Lessons in UX: Design for diffused attention

Are you paying attention right now? Complete attention to the words that you are reading on this screen? Or are there two or three windows open on the computing device you are using? Is there also music playing in the background or someone chatting with you? I ask these questions to make my point…. If you are a user experience designer whose job is to create screens that users interact with, you need to remember your user base is often that is distracted, detached and multitasking.

And it’s not just the environment that’s a distraction. Users are preoccupied and distracted all the time, not just by what’s around them, but by what is in their heads. They are worried about their kids, or wondering what to cook for dinner. You can’t assume that the UI you have designed is their sole focus. Ever.

(Sidebar: I think that one of the reasons people love their smart phones is because these devices allow people to focus their attention. The smaller screen prevents more than one major element or task to be presented, and the way mobile software is designed forces “modality” – you can only do one thing at a time. But even then, there are distractions in the environment you should be cognizant of.)

So, how do you design for a world where users are distracted and preoccupied? Well, understanding the fact that users ARE distracted and are often not going to be 100% “at attention” is a good place to start. It brings to your mind the context of the situation, and accommodating context and situational understanding is a key to refining a design to support those factors.

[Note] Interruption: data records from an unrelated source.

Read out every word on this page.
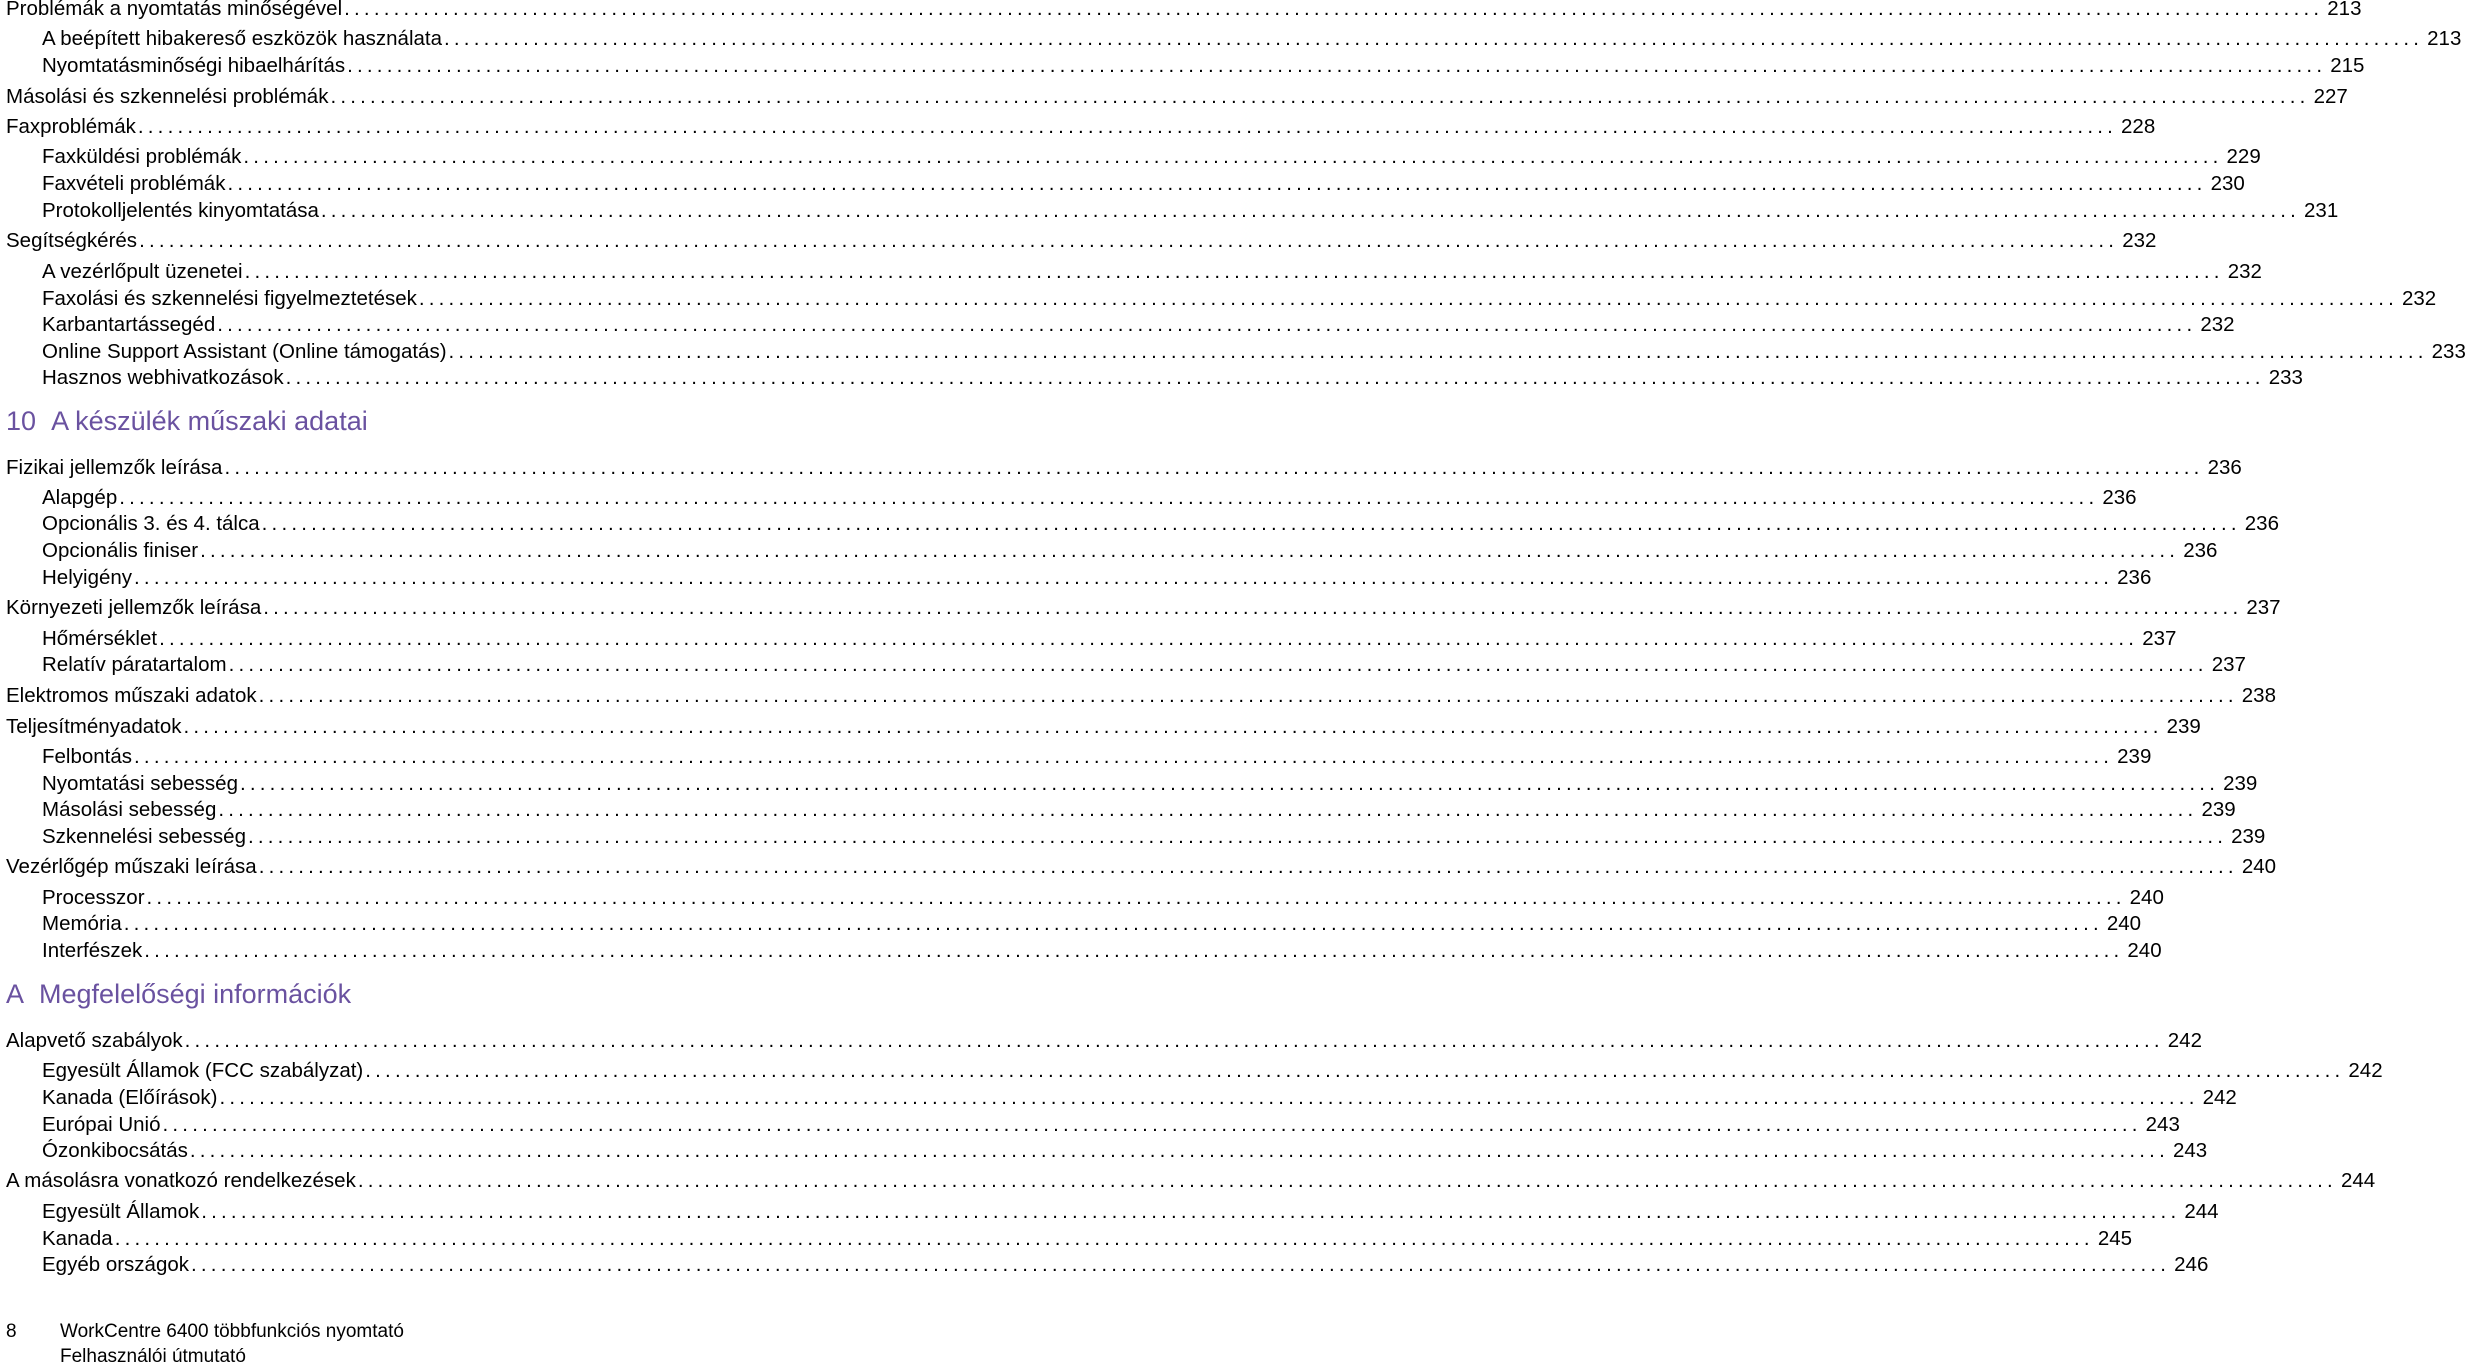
Problémák a nyomtatás minőségével ........................................................................................................................................................................................................ 213
A beépített hibakereső eszközök használata ........................................................................................................................................................................................................ 213
Nyomtatásminőségi hibaelhárítás ........................................................................................................................................................................................................ 215
Másolási és szkennelési problémák ........................................................................................................................................................................................................ 227
Faxproblémák ........................................................................................................................................................................................................ 228
Faxküldési problémák ........................................................................................................................................................................................................ 229
Faxvételi problémák ........................................................................................................................................................................................................ 230
Protokolljelentés kinyomtatása ........................................................................................................................................................................................................ 231
Segítségkérés ........................................................................................................................................................................................................ 232
A vezérlőpult üzenetei ........................................................................................................................................................................................................ 232
Faxolási és szkennelési figyelmeztetések ........................................................................................................................................................................................................ 232
Karbantartássegéd ........................................................................................................................................................................................................ 232
Online Support Assistant (Online támogatás) ........................................................................................................................................................................................................ 233
Hasznos webhivatkozások ........................................................................................................................................................................................................ 233
10 A készülék műszaki adatai
Fizikai jellemzők leírása ........................................................................................................................................................................................................ 236
Alapgép ........................................................................................................................................................................................................ 236
Opcionális 3. és 4. tálca ........................................................................................................................................................................................................ 236
Opcionális finiser ........................................................................................................................................................................................................ 236
Helyigény ........................................................................................................................................................................................................ 236
Környezeti jellemzők leírása ........................................................................................................................................................................................................ 237
Hőmérséklet ........................................................................................................................................................................................................ 237
Relatív páratartalom ........................................................................................................................................................................................................ 237
Elektromos műszaki adatok ........................................................................................................................................................................................................ 238
Teljesítményadatok ........................................................................................................................................................................................................ 239
Felbontás ........................................................................................................................................................................................................ 239
Nyomtatási sebesség ........................................................................................................................................................................................................ 239
Másolási sebesség ........................................................................................................................................................................................................ 239
Szkennelési sebesség ........................................................................................................................................................................................................ 239
Vezérlőgép műszaki leírása ........................................................................................................................................................................................................ 240
Processzor ........................................................................................................................................................................................................ 240
Memória ........................................................................................................................................................................................................ 240
Interfészek ........................................................................................................................................................................................................ 240
A Megfelelőségi információk
Alapvető szabályok ........................................................................................................................................................................................................ 242
Egyesült Államok (FCC szabályzat) ........................................................................................................................................................................................................ 242
Kanada (Előírások) ........................................................................................................................................................................................................ 242
Európai Unió ........................................................................................................................................................................................................ 243
Ózonkibocsátás ........................................................................................................................................................................................................ 243
A másolásra vonatkozó rendelkezések ........................................................................................................................................................................................................ 244
Egyesült Államok ........................................................................................................................................................................................................ 244
Kanada ........................................................................................................................................................................................................ 245
Egyéb országok ........................................................................................................................................................................................................ 246
8 WorkCentre 6400 többfunkciós nyomtató
Felhasználói útmutató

What you are designing is also will inform how you support distracted users. If you are designing a turn-by-turn navigation system, then you want to make sure the area that contains the directions is significant and “loud” in the UI. If you are designing a mobile app that displays a spending graph, strip out anything that could distract from the primary data point that graph is intended to convey. Keep things simple, and serve up information simply and as well as you can.

Practically speaking, and as good as you may be as a designer, distraction will still be there for many many users of the solutions you create. The best you can hope for is that you provide a clean UI that doesn’t make things worse.